Indeks Harga Saham Gabungan (IHSG) mengalami penurunan tajam pada pembukaan pekan ini. Seperti dilaporkan dan dilansir dari Investasi, indeks merosot hingga 4,52% atau berkurang 252 poin.
Koreksi besar tersebut menempatkan IHSG berada di posisi 5.342,62 pada penutupan perdagangan Senin (8/6/2026). Penurunan ini memperparah tren negatif yang melanda pasar saham domestik dalam beberapa hari terakhir.
Melemahnya nilai tukar rupiah menjadi faktor utama yang menekan pergerakan indeks. Selain itu, berkurangnya keyakinan investor luar negeri terhadap konsistensi arah kebijakan pemerintah turut memicu aksi jual.
Seluruh sektor saham di Bursa Efek Indonesia (BEI) terlempar ke zona merah. Sektor perindustrian mencatat kemerosotan terdalam sebesar 6,39%, yang kemudian diikuti oleh sektor infrastruktur yang jatuh 6,29%.
Sektor transportasi juga melemah 5,58%, sedangkan sektor teknologi mengalami penurunan 4,68%. Sektor kesehatan terpangkas 4,44% dan sektor barang konsumer primer menyusut 4,36%.
Penurunan juga melanda sektor barang konsumer non-primer sebesar 4,25%. Sektor energi melemah 4,03%, sektor bahan baku terkoreksi 4,00%, sektor properti dan real estat turun 2,92%, serta sektor keuangan terkikis 2,82%.
Transaksi di pasar modal bergulir cukup padat dengan volume mencapai 32,39 miliar saham.
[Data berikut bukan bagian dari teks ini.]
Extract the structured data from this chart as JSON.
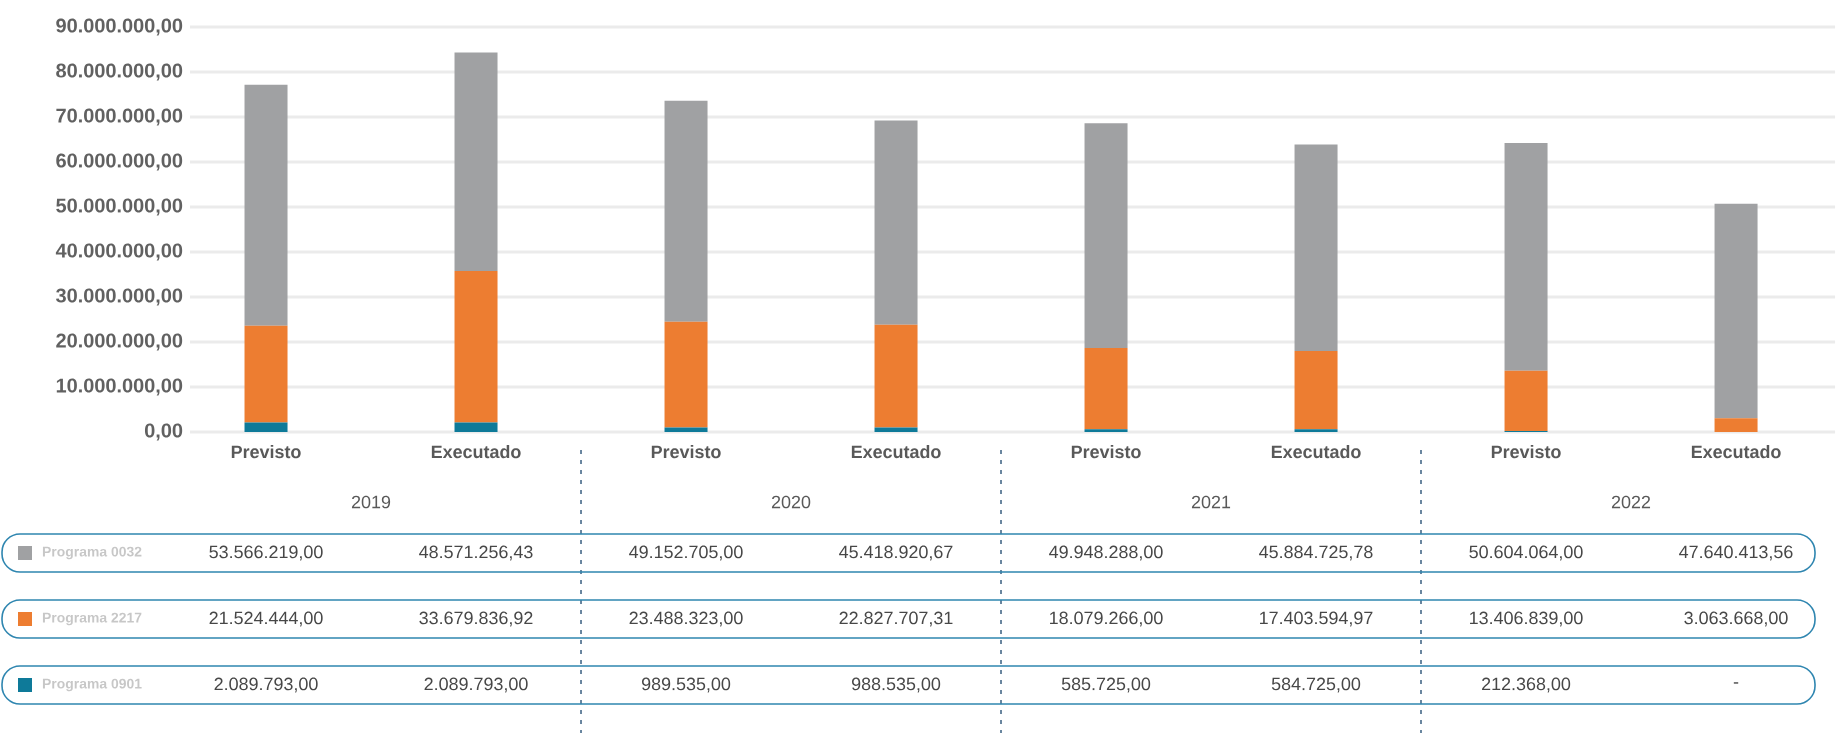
{
  "chart_data": {
    "type": "bar",
    "stacked": true,
    "grid": "y",
    "legend": "bottom left",
    "categories": [
      "Previsto",
      "Executado",
      "Previsto",
      "Executado",
      "Previsto",
      "Executado",
      "Previsto",
      "Executado"
    ],
    "annotations": [
      "2019",
      "2020",
      "2021",
      "2022"
    ],
    "ylim": [
      0,
      90000000
    ],
    "yticks": [
      {
        "value": 0,
        "label": "0,00"
      },
      {
        "value": 10000000,
        "label": "10.000.000,00"
      },
      {
        "value": 20000000,
        "label": "20.000.000,00"
      },
      {
        "value": 30000000,
        "label": "30.000.000,00"
      },
      {
        "value": 40000000,
        "label": "40.000.000,00"
      },
      {
        "value": 50000000,
        "label": "50.000.000,00"
      },
      {
        "value": 60000000,
        "label": "60.000.000,00"
      },
      {
        "value": 70000000,
        "label": "70.000.000,00"
      },
      {
        "value": 80000000,
        "label": "80.000.000,00"
      },
      {
        "value": 90000000,
        "label": "90.000.000,00"
      }
    ],
    "series": [
      {
        "name": "Programa 0901",
        "color": "#0e7a99",
        "values": [
          2089793.0,
          2089793.0,
          989535.0,
          988535.0,
          585725.0,
          584725.0,
          212368.0,
          null
        ],
        "value_labels": [
          "2.089.793,00",
          "2.089.793,00",
          "989.535,00",
          "988.535,00",
          "585.725,00",
          "584.725,00",
          "212.368,00",
          "-"
        ]
      },
      {
        "name": "Programa 2217",
        "color": "#ed7d31",
        "values": [
          21524444.0,
          33679836.92,
          23488323.0,
          22827707.31,
          18079266.0,
          17403594.97,
          13406839.0,
          3063668.0
        ],
        "value_labels": [
          "21.524.444,00",
          "33.679.836,92",
          "23.488.323,00",
          "22.827.707,31",
          "18.079.266,00",
          "17.403.594,97",
          "13.406.839,00",
          "3.063.668,00"
        ]
      },
      {
        "name": "Programa 0032",
        "color": "#a0a1a3",
        "values": [
          53566219.0,
          48571256.43,
          49152705.0,
          45418920.67,
          49948288.0,
          45884725.78,
          50604064.0,
          47640413.56
        ],
        "value_labels": [
          "53.566.219,00",
          "48.571.256,43",
          "49.152.705,00",
          "45.418.920,67",
          "49.948.288,00",
          "45.884.725,78",
          "50.604.064,00",
          "47.640.413,56"
        ]
      }
    ]
  }
}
Nilai perdagangan total tercatat menyentuh angka Rp21,39 triliun.
Secara keseluruhan, terdapat 661 saham yang berakhir melemah. Sementara itu, hanya 78 saham yang mampu menguat dan 78 saham lainnya tidak mengalami perubahan harga.
Investor asing membukukan aksi jual bersih (net sell) senilai Rp 447,05 milar di seluruh pasar. Meski demikian, pemodal asing terpantau tetap mengoleksi beberapa saham potensial setelah harga terkoreksi.
Investor asing memanfaatkan momentum koreksi pasar untuk melakukan akumulasi pada sepuluh saham tertentu di Bursa Efek Indonesia.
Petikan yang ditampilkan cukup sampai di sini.